The Federation said the Supporting People programme, which also provides support for those with learning difficulties and ex-offenders, saves the taxpayer money by preventing cash being spent on health, social services and the criminal justice system. It fears that a 40% cut to the programme would end up costing the taxpayer £1bn a year in the longer-term through increased demand on services.
The Federation added that cuts to the Supporting People programme could lead to an increase in crime, with the closure of hostels for ex-offenders and a reduction in the number of ex-offender support workers. Almost 3,600 former prisoners across the country would get less supervision, and support, to help them reintegrate into society – and therefore be at a greater risk of re-offending.
The Treasury has ordered all government departments to model cuts of 40% in advance of the autumn’s spending review and the Federation believes that cuts of this order would have a dire impact on the lives of thousands of those currently receiving vital support and have a substantial social and financial repercussions.
Research by the Federation shows that cuts of 40% to the CLG-funded Supporting People programme, which funds thousands of specialist housing-related services for vulnerable people via local authorities, would lead to:
The loss of home-based support for 326,000 older owner-occupiers and pensioners living in sheltered accommodation, to help maintain their independence
The closure of hostels and outreach schemes for 15,600 homeless people
The closure of women’s refuges for 4,400 victims of domestic violence
The closure of specialist hostels providing support for 3,600 ex-offenders, as well as the loss of hundreds of ex-offender support workers
The closure of temporary accommodation and outreach support for 8,600 young people at risk of homelessness
The closure of drug action programmes and temporary accommodation for 2,300 people with drug problems and
The loss of home-based and outreach support for a further 77,500 vulnerable people, including those with alcohol dependency problems and learning disabilities.
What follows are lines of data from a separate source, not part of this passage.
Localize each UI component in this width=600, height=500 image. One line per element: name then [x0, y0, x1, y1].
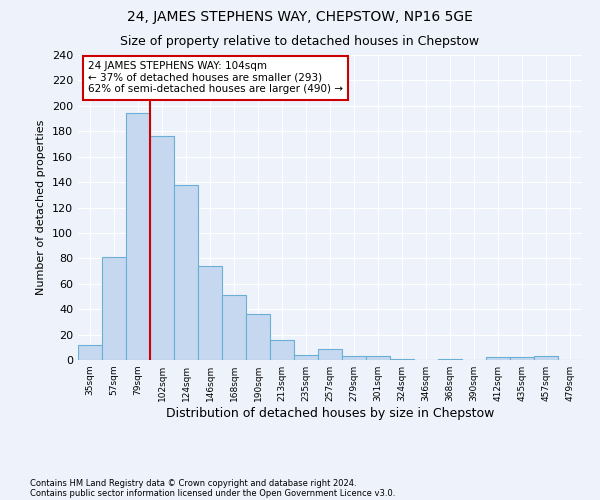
Bar: [222, 295, 246, 360]
X-axis label: Distribution of detached houses by size in Chepstow: Distribution of detached houses by size …: [166, 407, 494, 420]
Bar: [126, 114, 150, 360]
Bar: [270, 340, 294, 360]
Y-axis label: Number of detached properties: Number of detached properties: [37, 120, 46, 295]
Bar: [390, 358, 414, 360]
Bar: [174, 184, 198, 360]
Bar: [150, 136, 174, 360]
Bar: [246, 314, 270, 360]
Bar: [102, 257, 126, 360]
Bar: [486, 358, 510, 360]
Text: Size of property relative to detached houses in Chepstow: Size of property relative to detached ho…: [121, 35, 479, 48]
Text: 24, JAMES STEPHENS WAY, CHEPSTOW, NP16 5GE: 24, JAMES STEPHENS WAY, CHEPSTOW, NP16 5…: [127, 10, 473, 24]
Text: Contains public sector information licensed under the Open Government Licence v3: Contains public sector information licen…: [30, 488, 395, 498]
Bar: [438, 358, 462, 360]
Text: 24 JAMES STEPHENS WAY: 104sqm
← 37% of detached houses are smaller (293)
62% of : 24 JAMES STEPHENS WAY: 104sqm ← 37% of d…: [88, 61, 343, 94]
Bar: [78, 345, 102, 360]
Bar: [510, 358, 534, 360]
Bar: [318, 348, 342, 360]
Bar: [342, 356, 366, 360]
Bar: [198, 266, 222, 360]
Bar: [534, 356, 558, 360]
Bar: [294, 355, 318, 360]
Text: Contains HM Land Registry data © Crown copyright and database right 2024.: Contains HM Land Registry data © Crown c…: [30, 478, 356, 488]
Bar: [366, 356, 390, 360]
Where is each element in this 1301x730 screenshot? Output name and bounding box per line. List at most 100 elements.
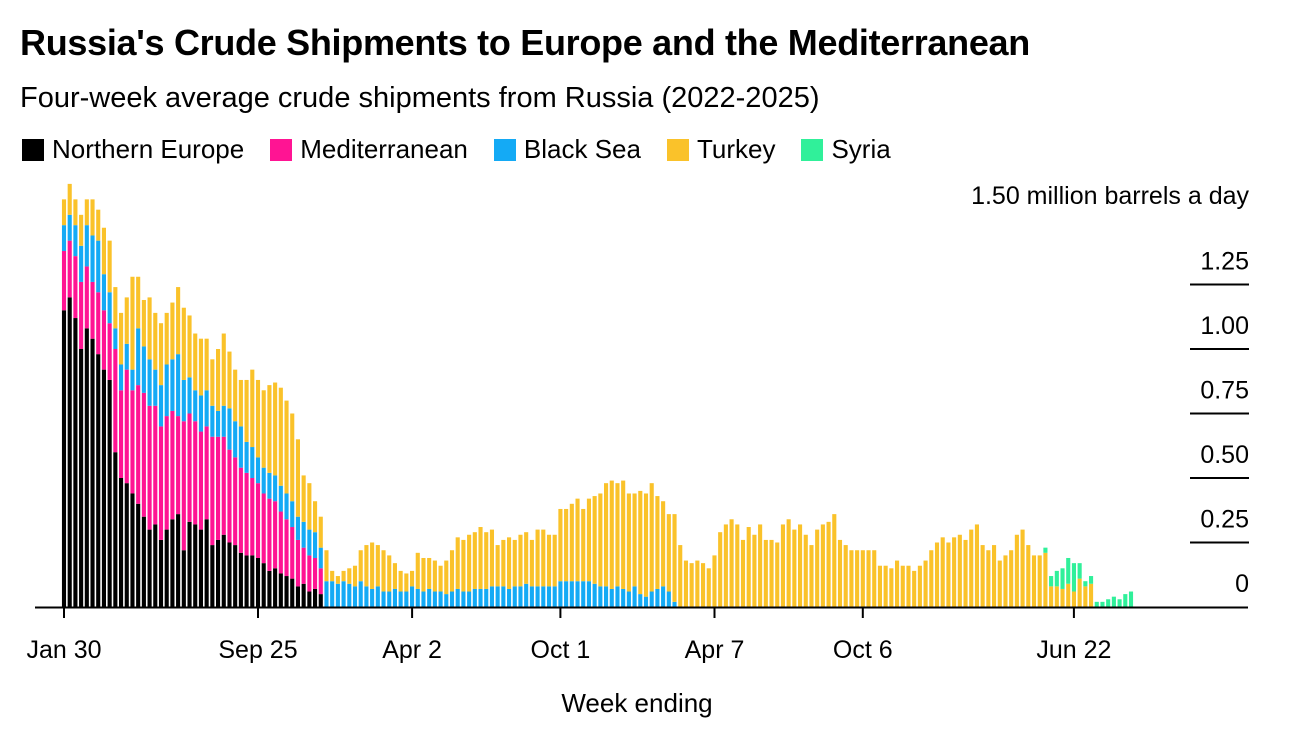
bar-segment-black-sea [461, 591, 466, 607]
bar-segment-turkey [849, 550, 854, 607]
bar-segment-turkey [1083, 586, 1088, 607]
bar-segment-black-sea [233, 421, 238, 458]
bar-segment-black-sea [130, 369, 135, 391]
bar-segment-black-sea [518, 586, 523, 607]
bar-segment-turkey [826, 521, 831, 607]
bar-segment-turkey [723, 524, 728, 607]
bar-segment-black-sea [210, 405, 215, 437]
bar-segment-turkey [512, 539, 517, 587]
bar-segment-turkey [352, 565, 358, 587]
bar-segment-black-sea [301, 521, 306, 548]
bar-segment-black-sea [221, 405, 226, 437]
bar-segment-turkey [438, 565, 443, 592]
bar-segment-black-sea [352, 586, 358, 607]
bar-segment-turkey [1003, 555, 1008, 607]
bar-segment-black-sea [250, 447, 255, 478]
bar-segment-turkey [974, 524, 979, 607]
bar-segment-turkey [564, 508, 569, 582]
bar-segment-turkey [261, 390, 266, 468]
bar-segment-turkey [763, 539, 768, 607]
bar-segment-black-sea [158, 385, 164, 427]
bar-segment-black-sea [643, 596, 649, 607]
bar-segment-syria [1123, 594, 1128, 607]
bar-segment-black-sea [61, 225, 67, 251]
bar-segment-turkey [1089, 583, 1094, 607]
bar-segment-turkey [706, 568, 711, 607]
bar-segment-mediterranean [210, 436, 215, 546]
y-tick-label: 1.25 [1200, 248, 1249, 276]
bar-segment-black-sea [655, 588, 660, 607]
bar-segment-northern-europe [84, 328, 89, 607]
bar-segment-black-sea [495, 586, 500, 607]
bar-segment-black-sea [261, 467, 266, 494]
bar-segment-turkey [484, 532, 489, 589]
y-unit-label: 1.50 million barrels a day [971, 182, 1249, 210]
y-tick-label: 0 [1235, 570, 1249, 598]
bar-segment-northern-europe [170, 519, 175, 607]
bar-segment-black-sea [455, 588, 460, 607]
bar-segment-turkey [358, 550, 363, 582]
bar-segment-mediterranean [221, 436, 226, 535]
bar-segment-mediterranean [204, 426, 209, 520]
bar-segment-turkey [997, 560, 1002, 607]
bar-segment-syria [1054, 570, 1059, 587]
bar-segment-black-sea [381, 591, 386, 607]
bar-segment-turkey [461, 539, 466, 592]
bar-segment-turkey [467, 534, 472, 592]
bar-segment-black-sea [586, 581, 591, 607]
bar-segment-turkey [187, 315, 192, 378]
bar-segment-northern-europe [153, 524, 158, 607]
bar-segment-black-sea [512, 586, 517, 607]
bar-segment-turkey [1049, 586, 1054, 607]
bar-segment-black-sea [278, 485, 283, 512]
bar-segment-mediterranean [227, 449, 232, 543]
legend-label-turkey: Turkey [696, 134, 776, 164]
bar-segment-black-sea [575, 581, 580, 607]
bar-segment-northern-europe [313, 588, 318, 607]
bar-segment-turkey [866, 550, 871, 607]
legend-swatch-black-sea [493, 138, 516, 161]
bar-segment-turkey [204, 338, 209, 391]
bar-segment-syria [1066, 557, 1071, 584]
bar-segment-black-sea [615, 586, 620, 607]
bar-segment-turkey [546, 534, 552, 587]
bar-segment-turkey [216, 349, 221, 411]
y-tick-label: 0.50 [1200, 441, 1249, 469]
bar-segment-mediterranean [284, 519, 289, 577]
bar-segment-black-sea [84, 225, 89, 267]
bar-segment-black-sea [626, 591, 631, 607]
bar-segment-syria [1077, 563, 1082, 579]
bar-segment-mediterranean [136, 385, 141, 504]
bar-segment-black-sea [153, 369, 158, 406]
bar-segment-turkey [1060, 588, 1065, 607]
bar-segment-turkey [449, 550, 455, 592]
bar-segment-black-sea [564, 581, 569, 607]
bar-segment-black-sea [227, 408, 232, 450]
bar-segment-black-sea [96, 240, 101, 293]
bar-segment-turkey [489, 529, 494, 587]
bar-segment-turkey [1037, 555, 1042, 607]
bar-segment-mediterranean [250, 478, 255, 556]
bar-segment-turkey [695, 560, 700, 607]
bar-segment-turkey [889, 568, 894, 607]
bar-segment-turkey [957, 534, 962, 607]
bar-segment-black-sea [170, 359, 175, 411]
bar-segment-turkey [786, 519, 791, 607]
bar-segment-turkey [193, 333, 198, 391]
bar-segment-northern-europe [147, 529, 152, 607]
bar-segment-mediterranean [113, 349, 118, 453]
bar-segment-turkey [170, 302, 175, 360]
bar-segment-black-sea [478, 588, 483, 607]
bar-segment-black-sea [438, 591, 443, 607]
bar-segment-turkey [666, 514, 671, 592]
bar-segment-turkey [877, 565, 882, 607]
bar-segment-black-sea [124, 343, 129, 370]
x-tick-label: Jun 22 [1036, 636, 1111, 664]
bar-segment-turkey [1054, 586, 1059, 607]
legend-swatch-syria [801, 138, 824, 161]
bar-segment-black-sea [661, 586, 666, 607]
bar-segment-mediterranean [67, 240, 72, 298]
bar-segment-black-sea [238, 426, 243, 468]
legend-label-mediterranean: Mediterranean [300, 134, 468, 164]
There is no specific statutory duty to support many of the client groups who currently receive housing related support.
The long-term financial costs would also outweigh the short-term savings from cutting back on services – as demands on the NHS, police forces and the courts surge as a result.
The Federation said that investment in preventative support through housing associations leads to better outcomes for service-users, their families and savings to health and social services budgets, through the avoidance of hospital admissions and reduced numbers of children being taken into care.
A national evaluation has estimated that the £1.6bn spent annually on housing-related support through the Supporting People programme generates savings of £3.41bn to the public purse – by intervening earlier to prevent more severe problems arising, helping people live more independently and avoiding more costly acute services.
Single homeless people use around four times more acute hospital services than the general population, costing at least £85 million in total per year, according to Department of Health. That figure is likely to rise sharply if support is withdrawn to prevent homelessness.
Research also shows that having stable accommodation reduces the risk of re-offending by a fifth.
Federation chief executive David Orr said: ‘Supporting People services help hundreds of thousands of vulnerable people lead independent and secure lives, and saves the taxpayer billions of pounds through the avoidance of costly hospital admissions and recourse to other services.
‘If the Supporting People budget is substantially cut it will lead to many vulnerable people losing the support they depend on, with the result that they will no longer be able to lead self-sufficient lives and will increasingly have to rely on acute health and other services.
‘The Government has repeatedly said that it wants to protect the vulnerable and yet these cuts would hurt many of the most susceptible people in society. It would also lead to increased demands on the health service, social services and the criminal justice system – and have profound social repercussions.’